Isatin (indoline-2, 3-dione, Isatin) and its derivatives are an important class of nitrogen heterocyclic compounds with a wide range of biological activities, including anti-inflammatory and anti-tumor activities (Guangdong chemical industry 2015,14(42):106, 113.; Pharmacol Rep.2013; 65(2): 313-35). Although research on isatin has been increasing at home and abroad in recent years, isatin is also modified into derivatives by scholars to enhance its activity, there is still a need to develop more isatin derivatives to meet the needs of basic research and clinical transformation.
Disclosure of Invention
The invention provides isatin derivatives CT5-1, CT5-2, CT5-3, CT5-4 and CT5-5 and a preparation method thereof. Starting from commercially available isatin, magnolol and honokiol fragments are respectively introduced through an N-alkylation reaction, synthesis of an isatin-magnolol splicer CT5-1 and synthesis of an isatin-honokiol splicer CT5-2 are achieved, starting from commercially available compound 3, a phthalimide fragment is introduced through an S-alkylation reaction, an isatin-phthalimide splicer CT5-3 can be efficiently obtained, and then the oxidation state of a sulfur atom is adjusted by using m-chloroperoxybenzoic acid conditions to respectively obtain CT5-4 and CT 5-5.

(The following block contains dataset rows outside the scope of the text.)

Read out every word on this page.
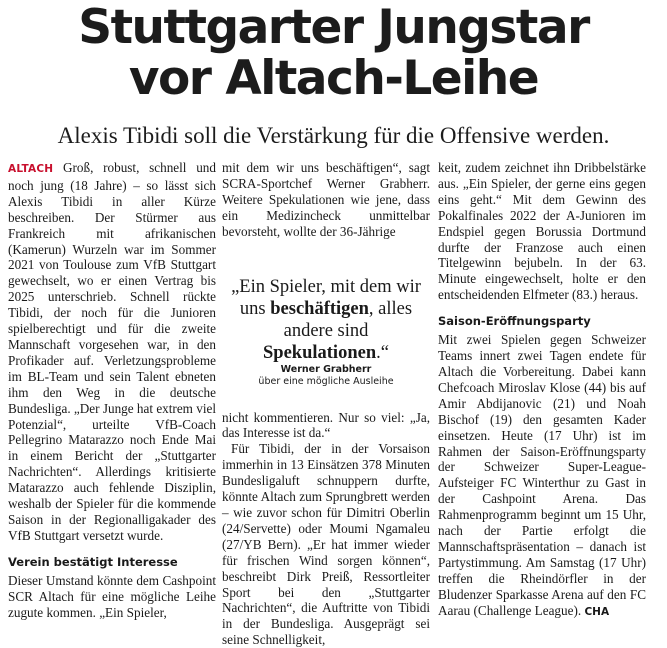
Stuttgarter Jungstar
vor Altach-Leihe
Alexis Tibidi soll die Verstärkung für die Offensive werden.

ALTACH Groß, robust, schnell und noch jung (18 Jahre) – so lässt sich Alexis Tibidi in aller Kürze beschreiben. Der Stürmer aus Frankreich mit afrikanischen (Kamerun) Wurzeln war im Sommer 2021 von Toulouse zum VfB Stuttgart gewechselt, wo er einen Vertrag bis 2025 unterschrieb. Schnell rückte Tibidi, der noch für die Junioren spielberechtigt und für die zweite Mannschaft vorgesehen war, in den Profikader auf. Verletzungsprobleme im BL-Team und sein Talent ebneten ihm den Weg in die deutsche Bundesliga. „Der Junge hat extrem viel Potenzial“, urteilte VfB-Coach Pellegrino Matarazzo noch Ende Mai in einem Bericht der „Stuttgarter Nachrichten“. Allerdings kritisierte Matarazzo auch fehlende Disziplin, weshalb der Spieler für die kommende Saison in der Regionalligakader des VfB Stuttgart versetzt wurde.

Verein bestätigt Interesse

Dieser Umstand könnte dem Cashpoint SCR Altach für eine mögliche Leihe zugute kommen. „Ein Spieler,

mit dem wir uns beschäftigen“, sagt SCRA-Sportchef Werner Grabherr. Weitere Spekulationen wie jene, dass ein Medizincheck unmittelbar bevorsteht, wollte der 36-Jährige

„Ein Spieler, mit dem wir uns beschäftigen, alles andere sind Spekulationen.“

Werner Grabherr

über eine mögliche Ausleihe

nicht kommentieren. Nur so viel: „Ja, das Interesse ist da.“

Für Tibidi, der in der Vorsaison immerhin in 13 Einsätzen 378 Minuten Bundesligaluft schnuppern durfte, könnte Altach zum Sprungbrett werden – wie zuvor schon für Dimitri Oberlin (24/Servette) oder Moumi Ngamaleu (27/YB Bern). „Er hat immer wieder für frischen Wind sorgen können“, beschreibt Dirk Preiß, Ressortleiter Sport bei den „Stuttgarter Nachrichten“, die Auftritte von Tibidi in der Bundesliga. Ausgeprägt sei seine Schnelligkeit,

keit, zudem zeichnet ihn Dribbelstärke aus. „Ein Spieler, der gerne eins gegen eins geht.“ Mit dem Gewinn des Pokalfinales 2022 der A-Junioren im Endspiel gegen Borussia Dortmund durfte der Franzose auch einen Titelgewinn bejubeln. In der 63. Minute eingewechselt, holte er den entscheidenden Elfmeter (83.) heraus.

Saison-Eröffnungsparty

Mit zwei Spielen gegen Schweizer Teams innert zwei Tagen endete für Altach die Vorbereitung. Dabei kann Chefcoach Miroslav Klose (44) bis auf Amir Abdijanovic (21) und Noah Bischof (19) den gesamten Kader einsetzen. Heute (17 Uhr) ist im Rahmen der Saison-Eröffnungsparty der Schweizer Super-League-Aufsteiger FC Winterthur zu Gast in der Cashpoint Arena. Das Rahmenprogramm beginnt um 15 Uhr, nach der Partie erfolgt die Mannschaftspräsentation – danach ist Partystimmung. Am Samstag (17 Uhr) treffen die Rheindörfler in der Bludenzer Sparkasse Arena auf den FC Aarau (Challenge League). CHA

Wherein the isatin derivative CT5-1 has the following structure:
CT5-1 can be prepared by the following method:
dissolving isatin in an N, N-dimethylformamide solvent, carrying out N-alkylation reaction with a compound 1 under the condition of potassium carbonate, introducing a magnolol fragment, and then removing phenolic hydroxyl protection under the condition of tetrabutylammonium fluoride/tetrahydrofuran to obtain CT 5-1;
the reaction temperature is 60 ℃, the reaction time is 12 hours, the volume molar ratio of the N, N-dimethylformamide to the isatin is 10:1, and the molar ratio of the isatin to the compound 1 to the potassium carbonate is 1: 2: 2; the volume molar ratio of the tetrahydrofuran to the isatin is 10:1, the molar ratio of tetrabutylammonium fluoride to isatin is 1: 1.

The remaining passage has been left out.